Il suo racconto “stravagante e fantasioso” racconta di un quartiere in mano a bande criminali, violenti molestatori sessuali, bulli e spacciatori
CIVITAVECCHIA – Valeria Gargiullo è una giovane donna autrice di un libro “Mai stati innocenti”. Lo ha presentato venerdì scorso nel salotto letterario della Fondazione Cariciv e, in quel momento, forse, nessuno ha dato peso al terribile paragrafo che riguarda la sua infanzia nel quartiere di Campo dell’Oro a Civitavecchia.

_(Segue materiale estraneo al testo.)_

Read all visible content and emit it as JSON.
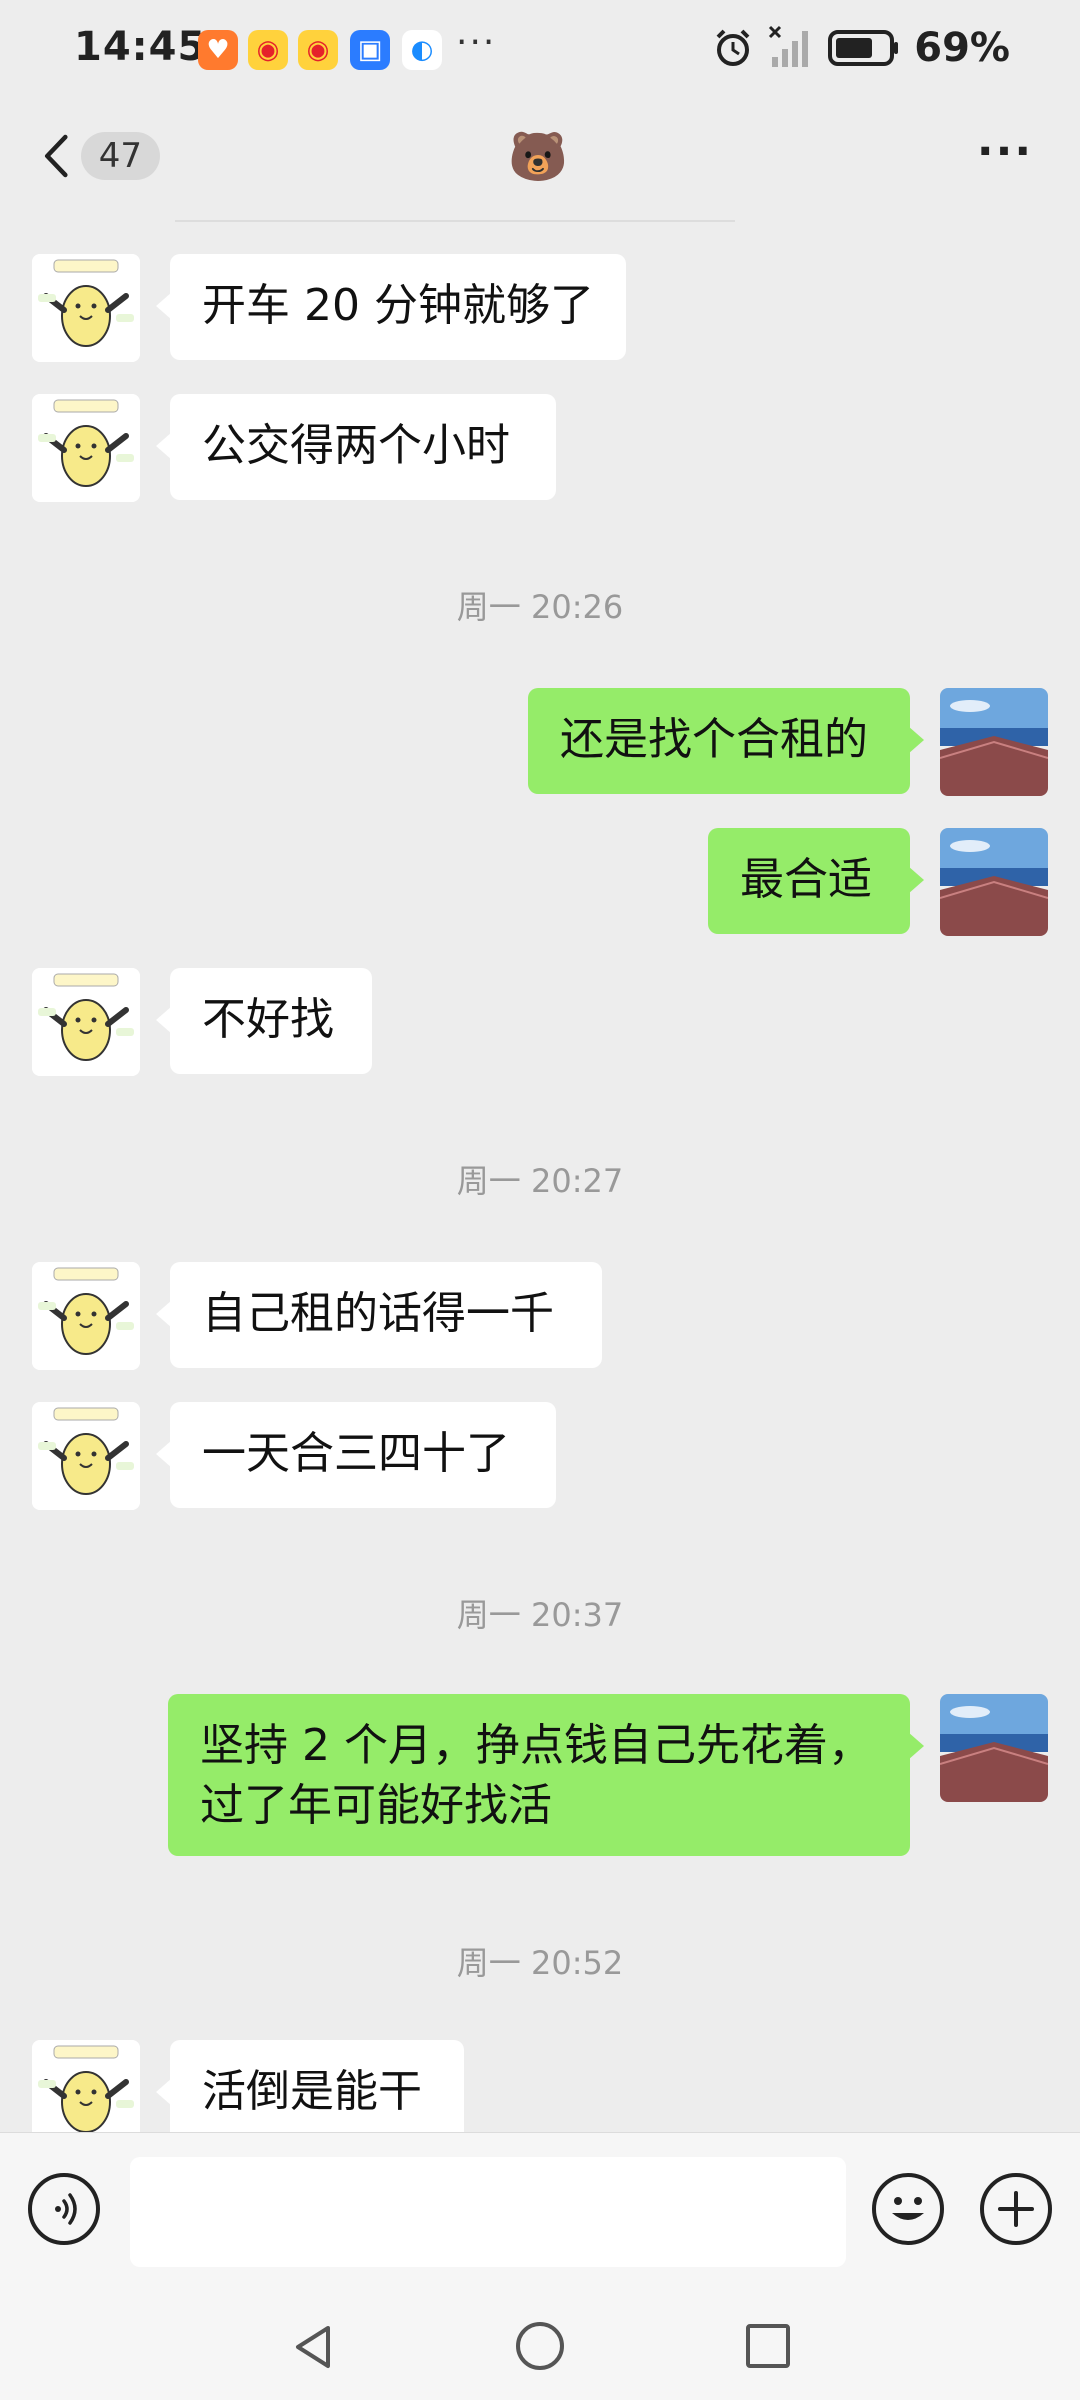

Fu allora che ho cominciato a odiare. L’odio per il quartiere ha allargato la ferita. Non mi sentivo protetta dal luogo che mi aveva messa al mondo. Il processo di scrittura è stato essenziale per rinascere, debellare la tentazione di cedere all’odio. Il dolore ha provato a trasformarmi in una persona diversa, in un’egoista, bugiarda, in una frustrata. La scrittura ha permesso di liberarmi o perlomeno esorcizzare la morte viva di Campo dell’oro, per spiegare meglio questo concetto, prendo in prestito le parole straordinarie di Gesualdo Bufalino: “Vi sono suicidi invisibili. Si rimane in vita per pura diplomazia, si beve, si mangia, si cammina. Gli altri ci cascano sempre, ma noi sappiamo, con un riso interno, che si sbagliano, che siamo morti”. Al quartiere si mangia, si vive, si respira eppure si è morti: quante volte ho visto persone inversamente abili prese di mira dai bulli e nessun adulto obiettare, farsi avanti; ragazzine palpeggiate, violentate verbalmente in pieno giorno dai teppisti del momento e i genitori ne ignoravano la loro dignità, lasciandole a se stesse; cornicioni che cadevano sulla strada dove bambini dell’età di mia nipote avevano giocato lì sotto un attimo prima.
Ed ancora:
Uno stradone di un chilometro divide Civitavecchia a metà: da una parte Santa Fermina, con le sue villette a due piani e le vie coi nomi dei fiori; dall’altra Campo dell’oro, i casermoni popolari e i fumi degli impianti industriali che corrodono l’anima delle persone. Di là, un futuro prospero, le bollette in regola, le vacanze al mare; di qua, le famiglie arrancano e i figli, abbandonati a loro stessi, sognano una fuga impossibile. È quello che fa anche Anna, che ha studiato duramente e messo i soldi da parte per potersene andare via, lontano, all’università. Tutto però sembra andare in frantumi quando vede il suo fratellino di quattordici anni, in sella a un motorino, con un martello in mano, insieme alla banda criminale che controlla la zona…
L’aver sottovalutato il contenuto di questo libro è stato fatale. Le reazioni sui social sono terribili. Il racconto surreale è probabilmente il frutto della fantasia dell’autrice che deve aver vissuto un’altra vita in un’altra dimensione.
Gli abitanti del quartiere, da quelli storici ai più giovani chiedono un confronto con l’autrice, sia per l’inesattezze geografiche raccontate nel libro sia per i contenuti.
“Non possiamo lasciar passare un messaggio così fantasioso. Inventato, surreale, distorto. Vogliamo un confronto con l’autrice”.
Forse stare chiusa in casa giorni interi l’ha portata a vivere una realtà virtuale, chissà… Oppure ha trovato quello che cercava, pubblicità per il suo libro.